A pesar del impacto del caso Adorni en las encuestas y de la masividad de la protesta educativa, en la Casa Rosada ratifican la estrategia de contraataque. Para el entorno presidencial, el reclamo es «partidario» y no altera el humor social de su núcleo duro.
El Gobierno de Javier Milei atraviesa una de sus semanas más complejas en términos de percepción pública, pero la orden en los pasillos de Balcarce 50 es clara: no ceder. Tras la cuarta marcha federal universitaria que desbordó el centro porteño, la mesa chica del Presidente —liderada por Karina Milei y Manuel Adorni— optó por una mezcla de ninguneo y victimización, minimizando las cifras de convocatoria y calificando el reclamo como una maniobra netamente «política».
Mientras la Universidad de Buenos Aires (UBA) estimó la asistencia en cerca de 1,5 millones de personas, el informe oficial de la Policía Federal que circuló en los despachos oficiales apenas registró 135.000 manifestantes.

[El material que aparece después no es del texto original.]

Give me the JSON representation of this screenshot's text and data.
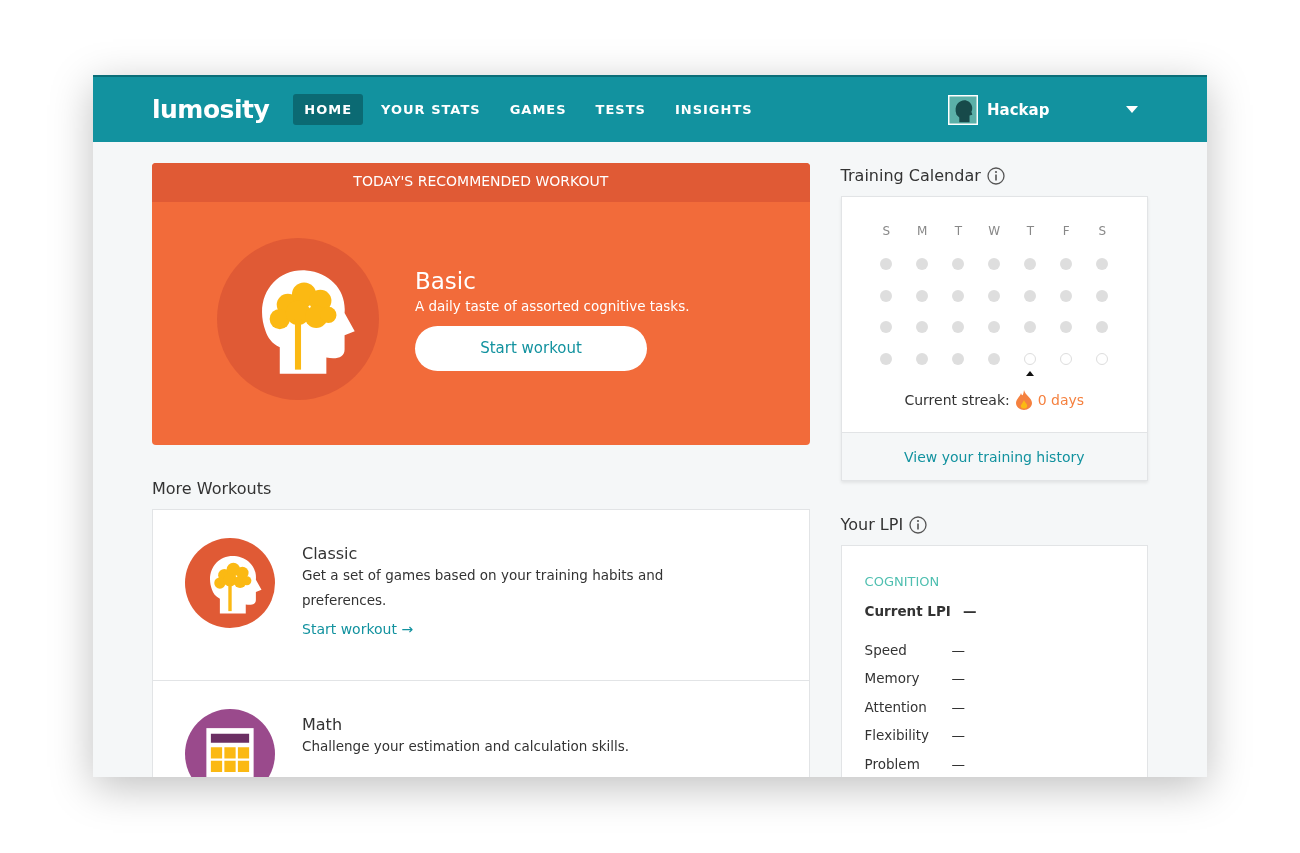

Esta brecha en los números refleja la postura de un Ejecutivo que se autopercibe tan sólido como en 2024, cuando la primera gran protesta educativa no logró erosionar su capital político.
El factor Adorni: un cambio en el escenario
Sin embargo, el contexto actual no es el mismo que el de hace dos años. Por primera vez, el Gobierno enfrenta un deterioro visible en las encuestas de humor social. Las consultoras coinciden en que el caso Adorni y las sospechas sobre su patrimonio han sido el primer gran golpe a la imagen de transparencia del oficialismo, bajando las perspectivas positivas sobre la gestión de Milei.
A pesar de este diagnóstico, la respuesta oficial ha sido el intransigencia. En la reunión de la mesa política realizada ayer, de la que participaron figuras como los primos Menem, Patricia Bullrich y Diego Santilli, el tema de la marcha fue tratado de manera superficial. Para los estrategas libertarios, admitir que una movilización masiva puede condicionar la agenda presupuestaria sería una señal de debilidad que no están dispuestos a dar.
Estrategia de «espejo»
El Gobierno repite la fórmula que le dio éxito en el inicio del mandato:
- Deslegitimación: Sostienen que detrás del guardapolvo blanco se esconde la dirigencia opositora.
- Victimización: Se presentan como los únicos capaces de enfrentar a las «castas» que defienden privilegios en las cajas universitarias.
- Blindaje: Confían en que su base electoral prioriza el equilibrio fiscal por sobre cualquier otro reclamo sectorial.
Con un humor social en descenso pero una convicción ideológica intacta, el oficialismo apuesta a que el tiempo diluya el impacto de las imágenes de las plazas llenas, mientras espera que la presentación de la declaración jurada de Adorni ayude a calmar las aguas en el frente judicial y ético que hoy más les preocupa.